USGA says it will take on pace-of-play issues

Not everyone manages a laugh while waiting to hit, as Billy Horschel did at the No. 14 tee during the final round of his win in the 2013 Zurich Classic of New Orleans.

Not everyone manages a laugh while waiting to hit, as Billy Horschel did at the No. 14 tee during the final round of his win in the 2013 Zurich Classic of New Orleans.

By Ron Gaines, Golfweek.com

If it’s true that an organization takes on the personality of its leadership, nobody should be surprised that USGA President Glen Nager is putting slow play at the top of his list.

Five-hour rounds are unacceptable for Nager, a partner at Jones Day, a high-profile, fast-paced law firm in Washington, D.C.
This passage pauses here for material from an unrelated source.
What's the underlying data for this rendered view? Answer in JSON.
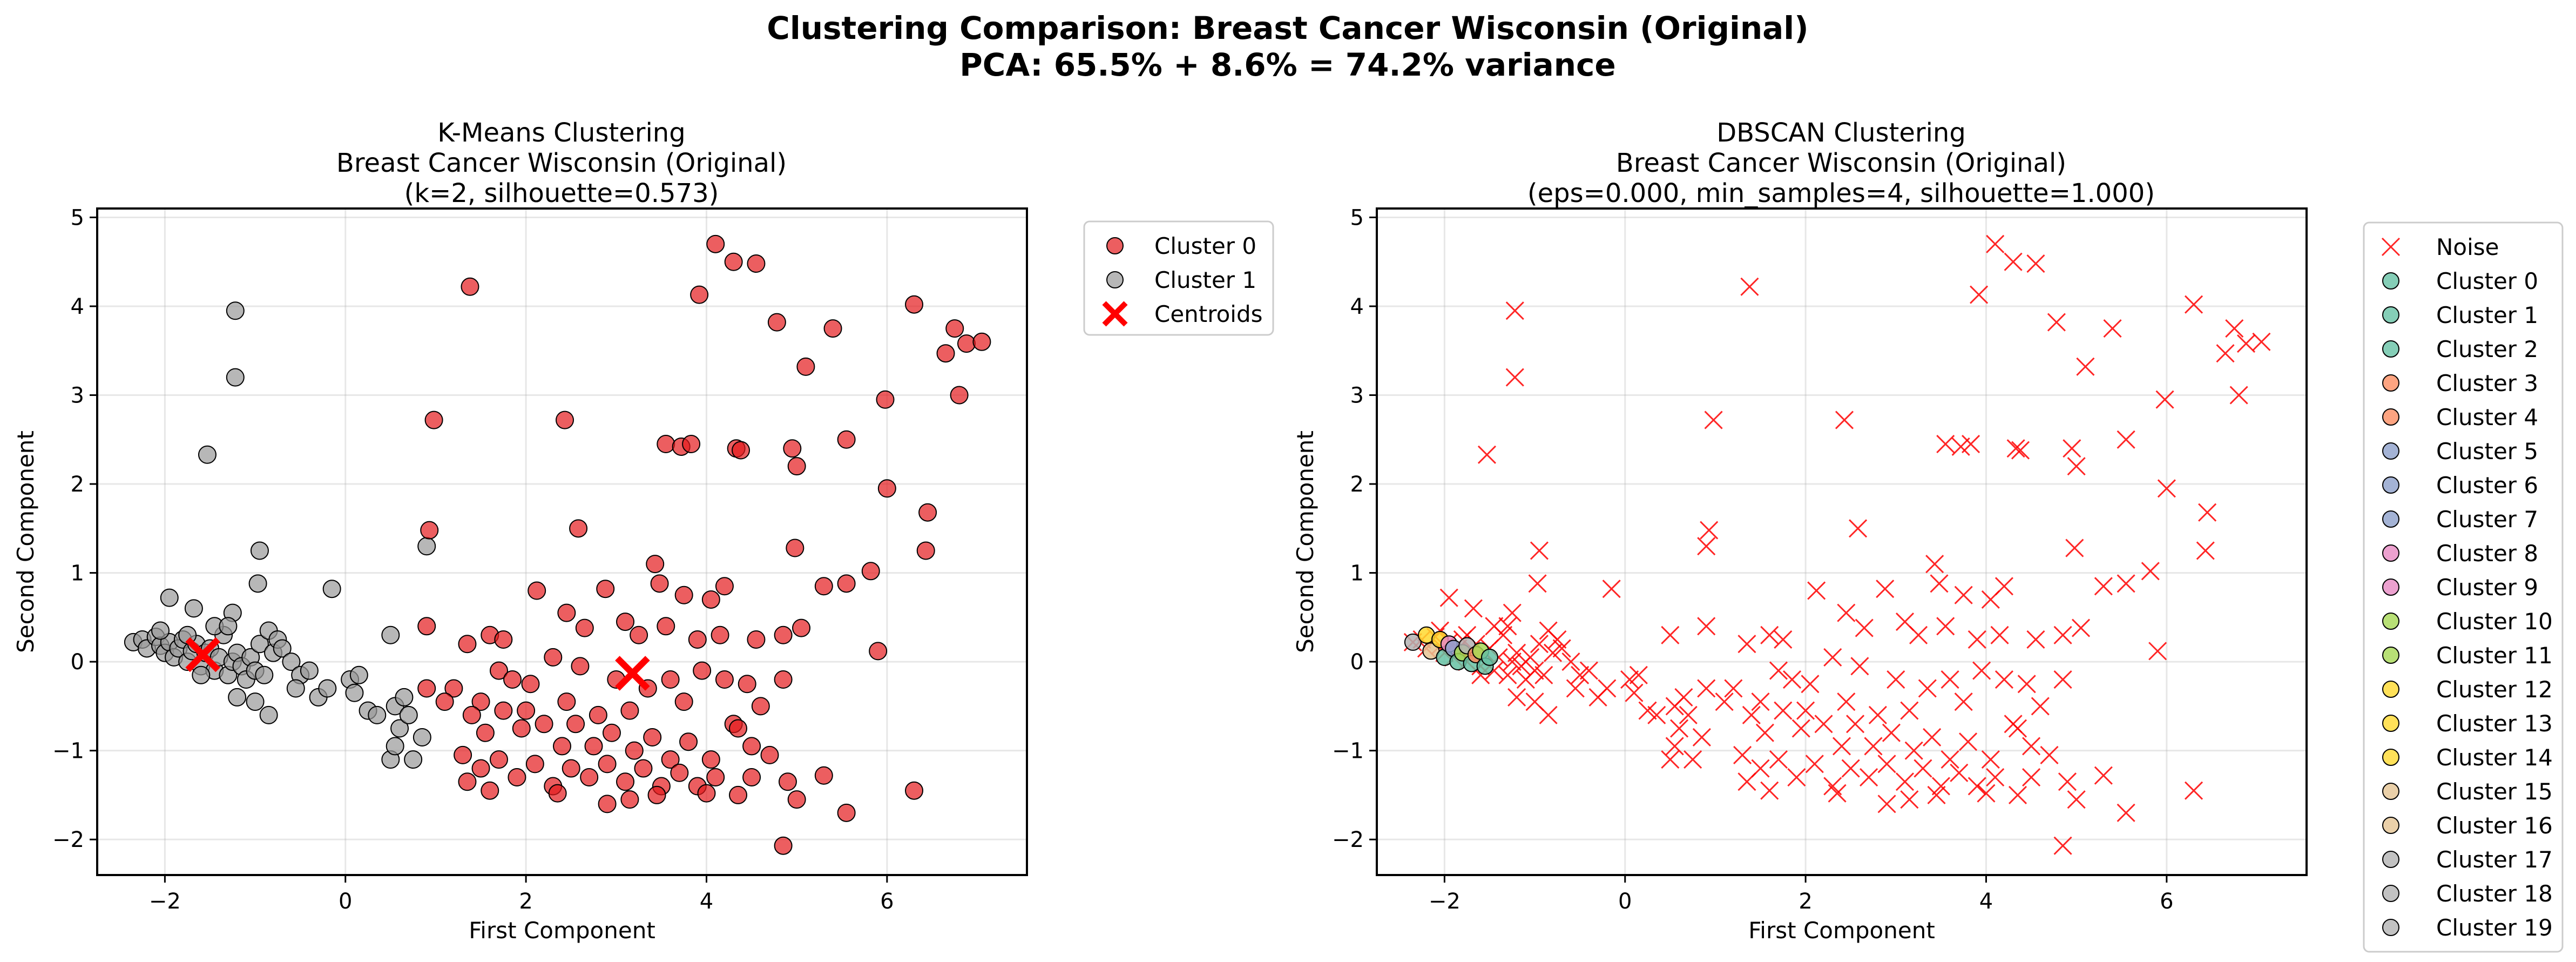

“The cry that pace of play has become one of the most significant threats to the game’s health has become only louder over the last year," Nager said recently. ". . . This problem touches every golfer, from the professional to the elite amateur to the collegiate player to the millions of recreational golfers at both public and private facilities.”

In its recent announcement, the USGA has commited to making the game more welcoming, enjoyable and sustainable and is directing resources toward this new research.

The first step will be an initiative to identify challenges and solutions regarding pace-of-play issues in the game of golf.

The USGA will look at golf facilities and analyze factors such as course design and setup, along with player management and the effectiveness of player-education programs.

For players, the USGA will continue to look at the Rules of Golf and the Handicap System to determine if there is a significant connection between those and pace of play.

Mike Davis, Executive Director of the USGA, said, “It is appropriate for the USGA to examine pace-of-play issues in part because we experience them at our own championships.”

Davis and Nager stressed that during the year they will seek to establish partnerships with industry leaders, other associations, and the media to insure that the pace-of-play issue is addressed at every level.

“I wish I had a solution," said David Fay, the former Executive Director of the USGA. If I had one, maybe I’d be nominated for one of those awards they give in Oslo.”

If the USGA does find a solution, it would then deserve a Nobel Prize.